Animals all die as a result of these practices. Anyone who makes it
past their first year has blood on their hands. At least the meat-
eater must face the unavoidable fact that he consumes dead animals
directly. At least he deals with death head-on, shrink-wrapped though
it may be. For once the plastic and styrofoam are removed, there it
is, staring him in the face: a bloody piece of dead animal flesh that
he is then going to put into his mouth, chew, swallow, and digest.

Does that make him unethical? Only if anyone who eats anything whose
production resulted in the death of animals is also unethical. One
could even argue that since the meat-eater at least acknowledges the
fact that an animal died for his meal, he’s the more honorable of the
two.

And indeed everyone has blood on their hands as a direct or indirect
result of their choices, consumption habits, and dietary practices.
Everyone steps on someone else’s toes or hooves or talons or cute
little paws or flippers or probosci or roots for “selfish” reasons –
even vegans. If meat-eaters are unethical by virtue of their meat-
eating, so too is the vegetarian whose grain-based meals came from
farmers whose tractors crush small mammals and whose cropland disrupts
entire ecosystems.

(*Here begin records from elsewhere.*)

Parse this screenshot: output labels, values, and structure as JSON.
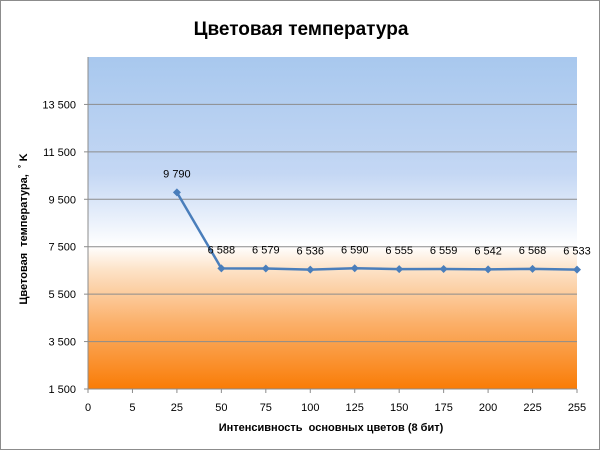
{
  "chart_data": {
    "type": "line",
    "title": "Цветовая температура",
    "xlabel": "Интенсивность  основных цветов (8 бит)",
    "ylabel": "Цветовая  температура,  ˚ K",
    "x_ticks": [
      0,
      5,
      25,
      50,
      75,
      100,
      125,
      150,
      175,
      200,
      225,
      255
    ],
    "y_ticks": [
      "1 500",
      "3 500",
      "5 500",
      "7 500",
      "9 500",
      "11 500",
      "13 500"
    ],
    "y_tick_values": [
      1500,
      3500,
      5500,
      7500,
      9500,
      11500,
      13500
    ],
    "ylim": [
      1500,
      15500
    ],
    "grid": "horizontal",
    "legend": "none",
    "background": "gradient: blue at top, white near 7 000 K, orange at bottom",
    "series": [
      {
        "x": [
          25,
          50,
          75,
          100,
          125,
          150,
          175,
          200,
          225,
          255
        ],
        "values": [
          9790,
          6588,
          6579,
          6536,
          6590,
          6555,
          6559,
          6542,
          6568,
          6533
        ],
        "labels": [
          "9 790",
          "6 588",
          "6 579",
          "6 536",
          "6 590",
          "6 555",
          "6 559",
          "6 542",
          "6 568",
          "6 533"
        ],
        "color": "#4a7ebb"
      }
    ]
  }
}
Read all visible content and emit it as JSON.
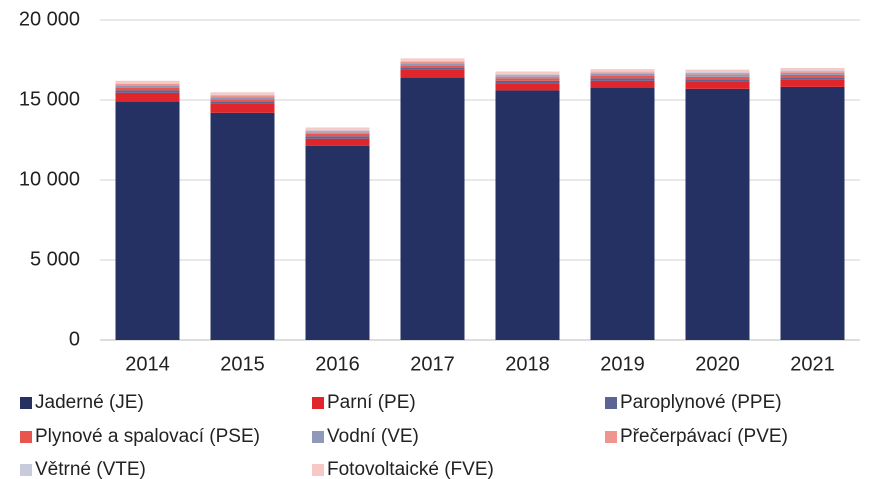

I don’t think either person’s actions are
unethical, but I fail to see how someone could think the former was
unethical without also taking issue with the latter. If you’re going
to indict eating meat because it kills animals, you also have to
indict other dietary practices that also kill animals, like grain –
even if those deaths are “unavoidable” or “accidental.” Sure, the
farmer may not gleefully set out to murder field mice with his tractor
(although the rodenticide used in grain elevators might raise a few
eyebrows), but does it matter if the end result – a bunch of dead
animals – is the same?

I eagerly await next week’s “Is Vegetarianism Ethical?” essay contest..
If you’re going to indict eating meat because it kills animals, you
must also indict the other dietary practices that kill animals.